É preciso dar uma fugidinha de vez em quando. Respirar fundo e mergulhar na alegria que carregamos em pequenas frações dentro de nós. Abrir um a um os diminutos frascos de boas lembranças e permitir que eles exalem calmaria e bem estar na realidade que vivemos. Realidade nem sempre fácil de experimentar e assimilar.

De vez em quando tudo o que a gente quer é pensar num sapato novo, numa bolsa bacana, numa unha pintada de vermelho-Gabriela. São nossas fugidinhas corriqueiras, pequenos agradinhos à alma e ao pensamento.

Meu local de trabalho não é um lugar solar. É sombrio, tem os corredores abarrotados de gente carente e doente, com deficiências no corpo e na alma; as paredes são frias e a beleza, escassa. Para não pirar, aprendi a me resguardar desviando o foco. Quem sabe ouvindo a música do Marcelo Jeneci _ “Temporal” _ cuja melodia me deixa instantaneamente feliz; talvez escrevendo entre um paciente e outro; eventualmente fazendo uma leitura rápida na internet. São pequenices que ajudam a apaziguar a visão da fragilidade humana, e amenizar a impotência diante do sofrimento alheio.

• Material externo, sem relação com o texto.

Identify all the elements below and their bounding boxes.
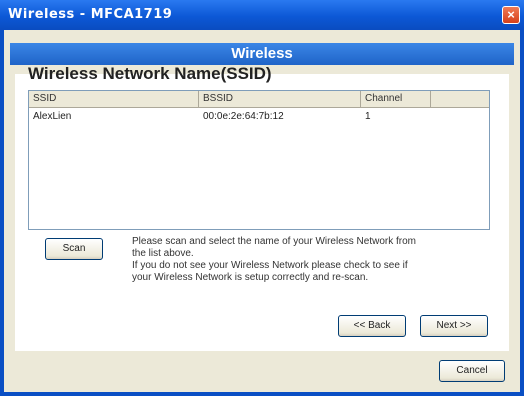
title-bar[interactable]: Wireless - MFCA1719 × [0,0,524,30]
close-button[interactable]: × [502,6,520,24]
help-line-4: your Wireless Network is setup correctly… [132,272,369,283]
help-line-1: Please scan and select the name of your … [132,236,417,247]
cancel-button[interactable]: Cancel [439,360,505,382]
network-channel: 1 [365,111,371,122]
network-list[interactable]: SSID BSSID Channel AlexLien 00:0e:2e:64:… [28,90,490,230]
page-heading: Wireless Network Name(SSID) [28,64,272,83]
network-list-header: SSID BSSID Channel [29,91,489,108]
close-icon: × [507,7,515,22]
section-banner: Wireless [10,43,514,65]
window-title: Wireless - MFCA1719 [8,7,173,22]
column-header-bssid[interactable]: BSSID [199,91,361,107]
help-line-2: the list above. [132,248,194,259]
wizard-window: Wireless - MFCA1719 × Wireless Wireless … [0,0,524,396]
scan-button[interactable]: Scan [45,238,103,260]
column-header-ssid[interactable]: SSID [29,91,199,107]
next-button[interactable]: Next >> [420,315,488,337]
back-button[interactable]: << Back [338,315,406,337]
network-ssid: AlexLien [33,111,72,122]
help-text: Please scan and select the name of your … [132,236,502,284]
network-bssid: 00:0e:2e:64:7b:12 [203,111,284,122]
help-line-3: If you do not see your Wireless Network … [132,260,408,271]
column-header-channel[interactable]: Channel [361,91,431,107]
network-row[interactable]: AlexLien 00:0e:2e:64:7b:12 1 [29,109,489,124]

Como eu disse, Marcelo Jeneci e seu “Temporal” tem feito meus dias mais felizes. A melodia é doce, e a letra diz assim:
“O que tem começo, tem meio e fim
Deixa passar o dia ruim
Que a tempestade resolve com Deus…”

Talvez seja isso. Acreditar que mesmo que nem todo dia seja bom, ele passa. Passa e leva embora os tropeços, as sensações ruins, as faltas e falhas. Passa e nos ensina a buscar soluções para superar o que não pode ser modificado, aceitar o que não pode ser consertado, acolher o que não consegue ser remediado. Passa e nos mostra como seguir em frente deixando o pensamento fluir nos momentos em que a vida fica difícil de digerir…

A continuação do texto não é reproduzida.